Historically, much technological development has been accompanied by claims that it will help make the working day shorter, more compact, and more mobile. Techno-utopianism has become second nature, and we praise technological research and development and the ways in which it makes our lives ‘easier’. The oft cited (and perhaps over-used) “work/life balance” is supposedly improved by workers being able to access the office from anywhere, and at any time. However, ‘mobile’ working creates in many cases a way to track when and where work is done. This creates a panopticon of surveillance, which, it has been argued, often does not alleviate problems of overwork, instead re-producing a culture of presenteeism in a disembodied form (Gregg 2011).
Google is one step beyond this, using the principles of Big Data throughout their business. A recent online article claims that Google has ‘reinvented HR’ with their internal use of Big Data. They quantify a huge range of people-related concepts, such as ‘retention likelihood’, ‘happiness’, ‘productivity’, ‘diversity’, ‘performance value’, ‘health’ and ‘talent’ (Sullivan 2013). For one study, “Project Oxygen”, they sought to discover what made up an effective manager. By gathering data across more than a hundred variables they established a ranked list of desirable traits, the most significant being that managers’ technical expertise is less important than being approachable and accessible. A simple, and rather obvious critique of this is that it is not nearly as new a finding as Google seems to think – the importance of approachability rather than skill with regards to management was argued for example by Kanter in 1977, and countless studies since. Google then goes on to assert the importance of research like this, boasting that rather than dictating to their company they are able to back up their decisions with data (see Sullivan 2013). This seems however to conflate the use of the word ‘data’ with ‘evidence’ or even ‘logical reasoning’, something that one would naturally expect from any business decision. Companies should be able to justify their decisions with reasons or ‘evidence’ otherwise what exactly are they basing them on?

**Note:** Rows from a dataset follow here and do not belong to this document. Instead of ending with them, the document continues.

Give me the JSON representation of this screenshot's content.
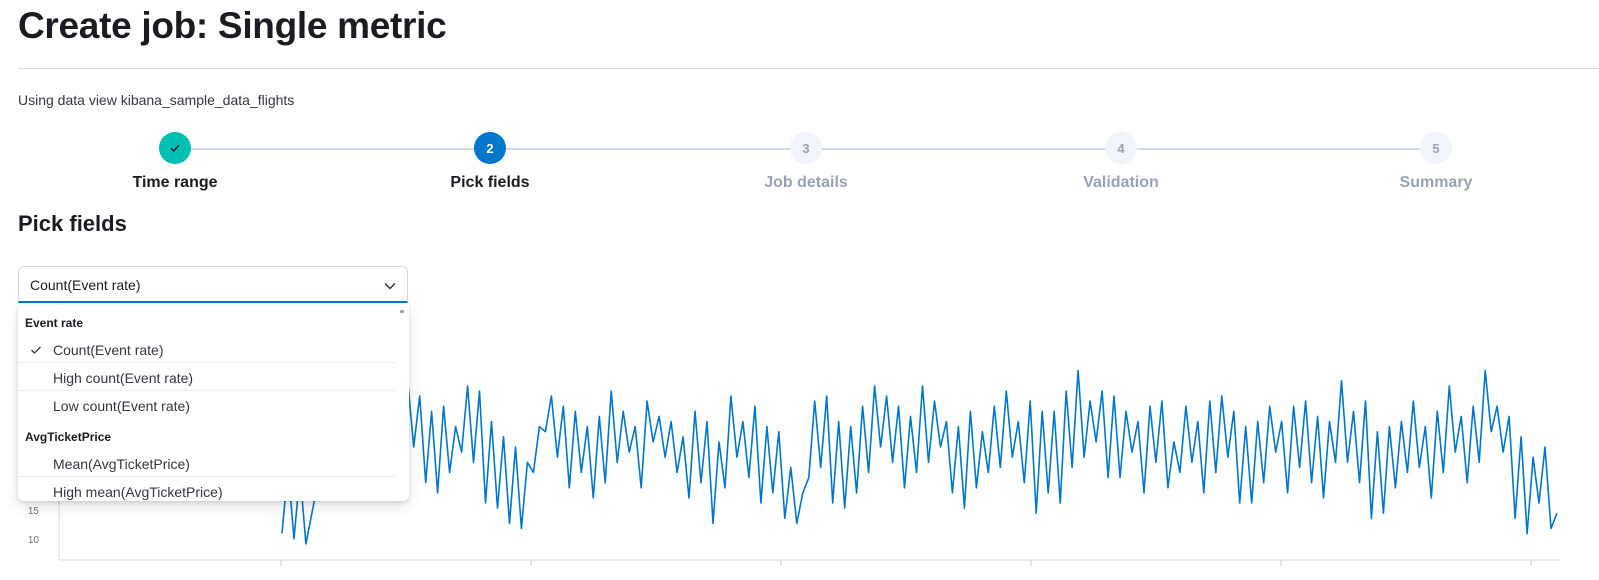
{
  "page": {
    "title": "Create job: Single metric",
    "data_view_text": "Using data view kibana_sample_data_flights"
  },
  "steps": [
    {
      "number": "",
      "title": "Time range",
      "status": "complete"
    },
    {
      "number": "2",
      "title": "Pick fields",
      "status": "current"
    },
    {
      "number": "3",
      "title": "Job details",
      "status": "incomplete"
    },
    {
      "number": "4",
      "title": "Validation",
      "status": "incomplete"
    },
    {
      "number": "5",
      "title": "Summary",
      "status": "incomplete"
    }
  ],
  "section": {
    "title": "Pick fields"
  },
  "combo": {
    "selected": "Count(Event rate)"
  },
  "dropdown": {
    "groups": [
      {
        "label": "Event rate",
        "options": [
          {
            "label": "Count(Event rate)",
            "selected": true
          },
          {
            "label": "High count(Event rate)",
            "selected": false
          },
          {
            "label": "Low count(Event rate)",
            "selected": false
          }
        ]
      },
      {
        "label": "AvgTicketPrice",
        "options": [
          {
            "label": "Mean(AvgTicketPrice)",
            "selected": false
          },
          {
            "label": "High mean(AvgTicketPrice)",
            "selected": false
          }
        ]
      }
    ]
  },
  "chart_data": {
    "type": "line",
    "series_color": "#0077cc",
    "y_ticks": [
      "15",
      "10"
    ],
    "ylim": [
      8,
      50
    ],
    "values": [
      12,
      25,
      11,
      24,
      10,
      16,
      22,
      35,
      38,
      31,
      29,
      37,
      27,
      36,
      25,
      33,
      21,
      34,
      20,
      47,
      27,
      42,
      29,
      39,
      22,
      36,
      20,
      37,
      24,
      33,
      28,
      41,
      26,
      40,
      18,
      34,
      17,
      31,
      14,
      29,
      13,
      26,
      24,
      33,
      32,
      39,
      27,
      37,
      21,
      36,
      24,
      33,
      19,
      35,
      22,
      40,
      26,
      36,
      28,
      33,
      21,
      38,
      30,
      35,
      27,
      34,
      24,
      31,
      19,
      36,
      22,
      34,
      14,
      30,
      21,
      39,
      27,
      34,
      23,
      37,
      18,
      33,
      20,
      32,
      15,
      25,
      14,
      20,
      23,
      38,
      25,
      39,
      18,
      34,
      17,
      33,
      20,
      37,
      24,
      41,
      29,
      39,
      26,
      37,
      21,
      35,
      24,
      41,
      26,
      38,
      29,
      34,
      20,
      33,
      17,
      36,
      21,
      32,
      24,
      37,
      25,
      40,
      27,
      34,
      22,
      38,
      16,
      36,
      20,
      36,
      18,
      40,
      25,
      44,
      27,
      38,
      30,
      40,
      23,
      39,
      23,
      36,
      28,
      34,
      20,
      37,
      26,
      38,
      21,
      30,
      24,
      37,
      26,
      34,
      20,
      38,
      24,
      39,
      27,
      36,
      18,
      33,
      18,
      34,
      22,
      37,
      28,
      34,
      20,
      37,
      25,
      38,
      22,
      35,
      19,
      34,
      26,
      42,
      26,
      36,
      22,
      38,
      15,
      32,
      16,
      33,
      21,
      34,
      24,
      38,
      25,
      33,
      19,
      36,
      24,
      41,
      28,
      35,
      22,
      37,
      26,
      44,
      32,
      37,
      28,
      35,
      15,
      31,
      12,
      27,
      18,
      29,
      13,
      16
    ]
  }
}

What this seems to be then, is an over quantification of a ‘problem’ and its ‘solution’. Coming from a qualitative background I am admittedly sceptical and concerned with the quantification of what are clearly qualitative issues. Equally problematic is assuming that research on an enormous scale is bound to find something that has not been revealed previously, or has only been argued ‘without data’ as if that made it ‘bad’ research. In a recent article Chris Anderson claims that the Big Data means that we can do away with the need for hypothesis and theory. He states; “Correlation is enough…we can analyze the data without hypotheses about what it might show…statistical algorithms [can] find patterns where science cannot.” This raisies significant problems, as it places a great deal of power in the design of the algorithm without being aware of the potential pitfalls. As pointed out in a recent piece in the New York Times, the problem with the use of large data sets is that when it ‘fails’ to deliver what the researcher wants it is often the data that is blamed, rather than the model, algorithm or human manipulating it: “You didn’t have enough data, there was too much noise, you measured the wrong things. The list of excuses can be long.”
Social research by its nature relies on two things – data (whether that be qualitative or quantitative) and the person collecting and manipulating it. Consequently the validity of any study will depend on these two factors. This makes the research fallible, and a great deal of time in research methods training is given over to being aware of the weaknesses in any methodology. This reflexivity and self-critique does not seem to apply to Big Data however. Perhaps then the problem with Big Data is that we treat it as something new, without applying the same scrutiny. We must ask ourselves how Sociology can engage with its usage; and ensure we are not enamored by the sheer volume of data to the point of forgetting to be critical of the study design or the conclusions drawn.